The characters are hired to investigate. Or rather, they’re hired to visit Raan, question her, and investigate the suspicious noises she’s heard in the sewers.
Who’s Raan? She’s a friendly basilisk, but the person hiring the party doesn’t bother informing them of this fact. So, when they discover her fighting a gibbering mouther, there’s the possibility of confusion and hilarity!!! (And the party might kill the only lead they have).
Raan asks you to find where Takwen has run off to. Takwen is a child who is also a were-yeti, not that Raan will tell you that (are you seeing a theme here?). Her friend Kirshi (a real yeti) is in danger. Not that the party get told that. But there’s a helpful image for the DM (see right).
Following Raan through a tunnel brings you inside a giant Gibbering Mouther which has absorbed all the animals in a nearby forest, and brings you face-to-face with an evil dwarf. In fact, he’s the twin of the Paragon. Once you get outside the mouther, you get to meet the Paragon, a pregnant tiefling, a talking snake, and a grocery-store owner and get utterly confused with who they are, what they’re doing here, and what this adventure is about. And thus ends the adventure.
The adventure? Bleeding Gate: Amalgamation, the second part of a trilogy that is a D&D Adventurers League-legal adventure released as part of the Con-Created Content program.
It is a disaster of an adventure. It’s playable – just – but its author, Ma’at Crook, has no idea about presentation, story logic, how to explain what the hell is going on, or make anything comprehensible for the DM or players. The final encounter sees the level 1-4 characters fighting a 11th-level spellcaster with access to harm and blight. For a laugh, I had the NPC cast harm on a PC. It’s fine – harm will leave the PC with 1 hit point. Admittedly, it might have also reduced their maximum hit point score to 1, but luckily the character made his saving throw and didn’t have to spend the last couple of rounds hiding under a rock. Putting that encounter in a Tier 1 adventure? Ridiculous.
The less said about the artwork, the better. Actually, some of the interior artwork is cute, but the style is misjudged. The cover art is a train wreck.
Here’s a few things this adventure could do to make it better:
- Have a proper introduction so the players know what they’re doing.
- Have a synopsis of the adventure, so the DM knows what he or she is doing.
- Introduce each of the non-player characters properly.
- Explain how the characters relate to each other so the players could understand the story.

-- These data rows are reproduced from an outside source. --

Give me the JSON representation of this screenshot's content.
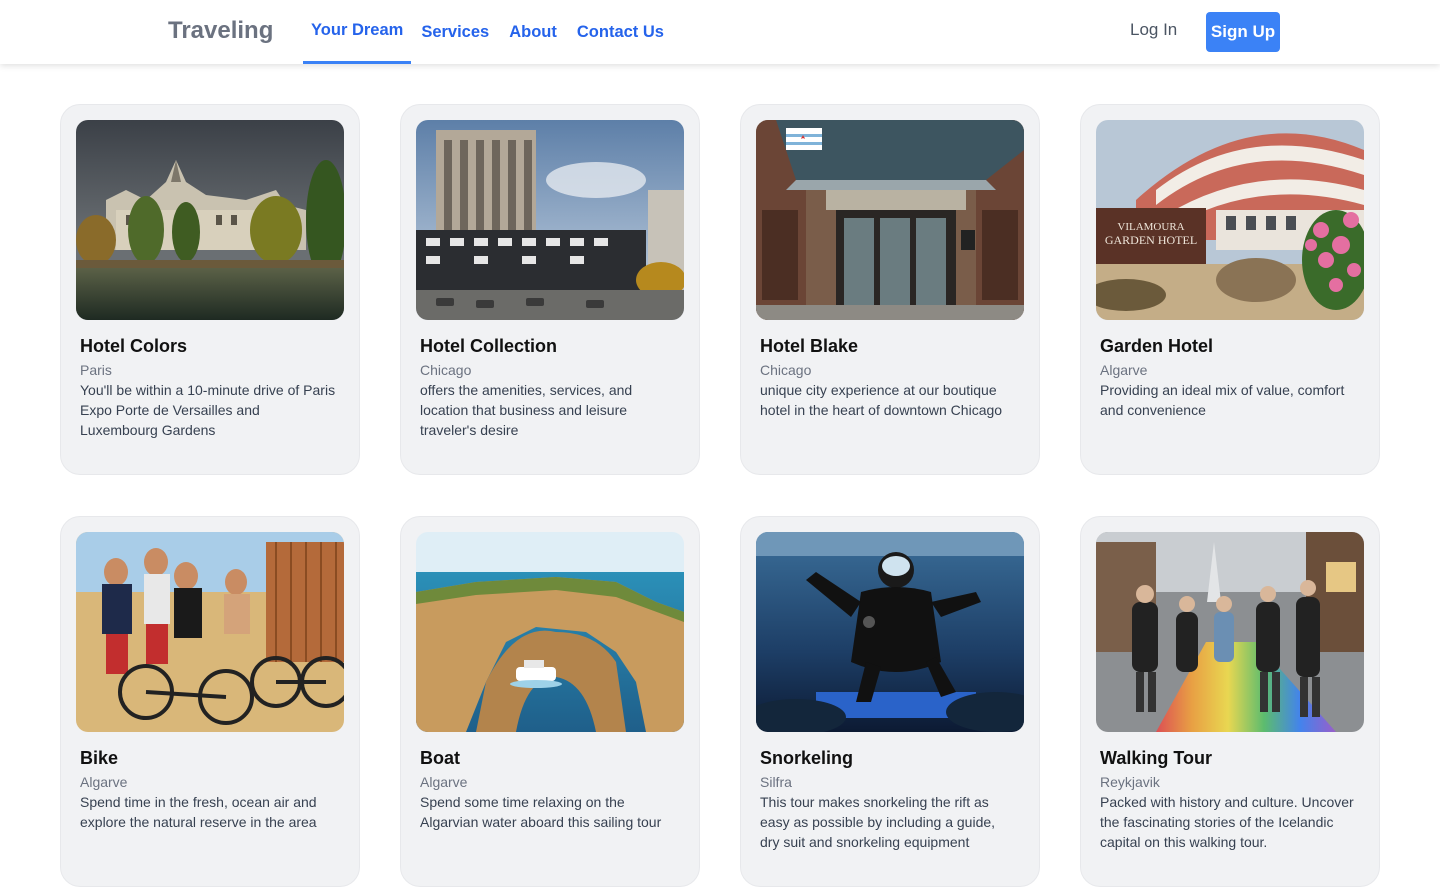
{
  "header": {
    "brand": "Traveling",
    "nav": [
      "Your Dream",
      "Services",
      "About",
      "Contact Us"
    ],
    "login": "Log In",
    "signup": "Sign Up"
  },
  "cards": [
    {
      "title": "Hotel Colors",
      "location": "Paris",
      "description": "You'll be within a 10-minute drive of Paris Expo Porte de Versailles and Luxembourg Gardens"
    },
    {
      "title": "Hotel Collection",
      "location": "Chicago",
      "description": "offers the amenities, services, and location that business and leisure traveler's desire"
    },
    {
      "title": "Hotel Blake",
      "location": "Chicago",
      "description": "unique city experience at our boutique hotel in the heart of downtown Chicago"
    },
    {
      "title": "Garden Hotel",
      "location": "Algarve",
      "description": "Providing an ideal mix of value, comfort and convenience",
      "sign": [
        "VILAMOURA",
        "GARDEN HOTEL"
      ]
    },
    {
      "title": "Bike",
      "location": "Algarve",
      "description": "Spend time in the fresh, ocean air and explore the natural reserve in the area"
    },
    {
      "title": "Boat",
      "location": "Algarve",
      "description": "Spend some time relaxing on the Algarvian water aboard this sailing tour"
    },
    {
      "title": "Snorkeling",
      "location": "Silfra",
      "description": "This tour makes snorkeling the rift as easy as possible by including a guide, dry suit and snorkeling equipment"
    },
    {
      "title": "Walking Tour",
      "location": "Reykjavik",
      "description": "Packed with history and culture. Uncover the fascinating stories of the Icelandic capital on this walking tour."
    }
  ]
}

- Have the person hiring them turn up at the meeting rather than make it into an intelligence (stupidity?) check about whether or not the PCs will pick a lock for no apparent reason.
- A sense of pacing
Here’s a few things this adventure could exclude to make it better:
- The art
- The super-secret organization no-one has ever heard of before
- Stupidly impossible encounters.
And we could hope for better formatting and dialogue.
The adventure has a few ideas that could make a coherent story, but the author had no idea of how to put it together.
I had two tables running this adventure. None of us could believe what we were seeing. Amusement came from the utter awfulness and randomness of it all.
Life is too short for adventures like this. Unless you’re making MST3K: Roleplaying Edition. Avoid.
At a glance, I thought, “Oh, did Pendleton Ward from ‘Adventure Time’ do a DMs Guild Adept Adventure? Look at that benign looking gibbering mouther!”
According to the above, I could not be more wrong. Shades of the original “Mega Man” box art!